But it took a lot of behind-the-scenes planning to make sure the stunt went off safely before the Oct. 9 game against the San Jose Sharks, according to the consultant who produced the stunt.

Set-up only took about one day, but it required calculations to align Gritty’s path with the geometry of the arena where the Flyers play, according to Brett Rhinehart, the owner of Aerial Concepts Inc. in Charlotte, N.C. Plans must consider how far above the ice the performer will be, the spacing of structural high beams, and obstructions like speakers and banners, Rhinehart said.

“We spent a great deal of time identifying a safe flight path,” Rhinehart said.

The Flyers—who haven’t had a mascot since 1976—announced Gritty as the team’s new costumed character Sept. 24. The orange-haired mascot drew ridicule, with comedian John Oliver calling the googly-eyed creature “hostile, consistently unsettling, [and] temperamentally unpleasant,” but has been embraced by the Internet.

A spokeswoman for the Flyers didn’t immediately respond to Bloomberg Environment’s request for comment, but Rhinehart said Gritty’s flight at the home opener may not be the last for the furry creature this season.

Risks in the Air

Stunts like Gritty’s are less common than in the past, Erin Blank, owner of Keystone Mascots LLC, a mascot-training school in Lancaster, Pa., told Bloomberg Environment.

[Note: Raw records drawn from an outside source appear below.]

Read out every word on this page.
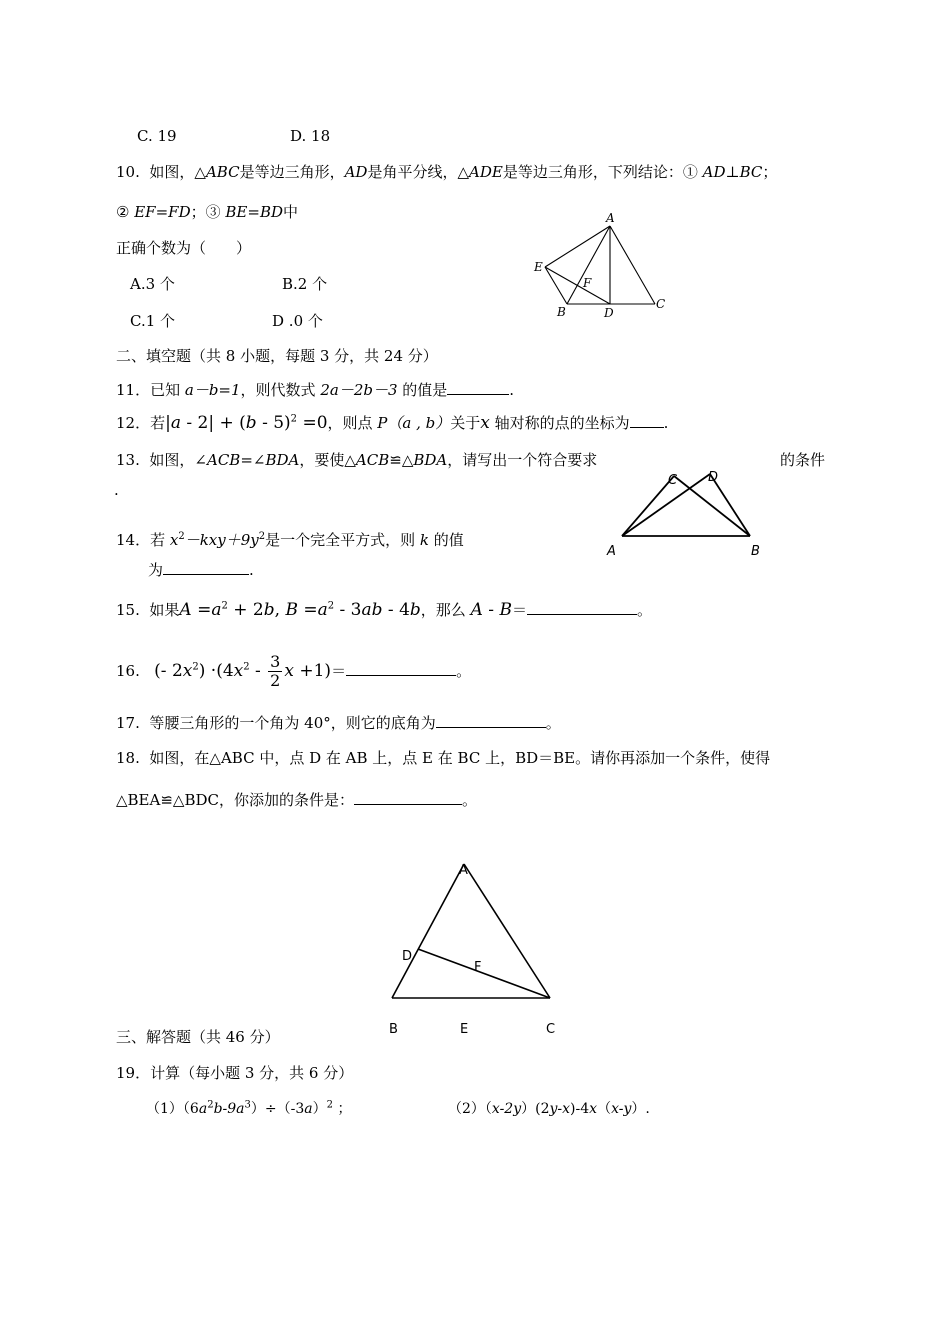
C. 19	D. 18
10. 如图，△ABC是等边三角形，AD是角平分线，△ADE是等边三角形，下列结论：① AD⊥BC；
② EF=FD；③ BE=BD中
正确个数为（　　）
A.3 个	B.2 个
C.1 个	D .0 个
A
E
F
B	D
C
二、填空题（共 8 小题，每题 3 分，共 24 分）
11．已知 a－b=1，则代数式 2a－2b－3 的值是	.
12．若|a - 2| + (b - 5)$^2$ =0，则点 P（a , b）关于x 轴对称的点的坐标为 .
13. 如图，∠ACB=∠BDA，要使△ACB≌△BDA，请写出一个符合要求	的条件
.
C D
A	B
14．若 $x^2-kxy+9y^2$是一个完全平方式，则 k 的值
为	.
15. 如果$A =a^2 + 2b$, $B =a^2 - 3ab - 4b$，那么 A - B＝	。
16. (- $2x^2) \cdot(4x^2 - \frac{3}{2}$ x +1)＝	。
17. 等腰三角形的一个角为 40°，则它的底角为	。
18. 如图，在△ABC 中，点 D 在 AB 上，点 E 在 BC 上，BD＝BE。请你再添加一个条件，使得
△BEA≌△BDC，你添加的条件是：	。
A
D
F
B	E	C
三、解答题（共 46 分）
19．计算（每小题 3 分，共 6 分）
$(1)(6a^2b-9a^3)\div(-3a)^2$ ；	（2）（x-2y）(2y-x)-4x（x-y）.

Several high-profile mascot mishaps have led to serious injury or simply embarrassment for a performer. Some leagues like the NBA have, as a result, limited the kind of stunts teams can perform, Blank said, and teams sometimes want to avoid the spectacle.

Failing to execute a stunt of this nature safely can lead to liability costs and fines from the Occupational Safety and Health Administration.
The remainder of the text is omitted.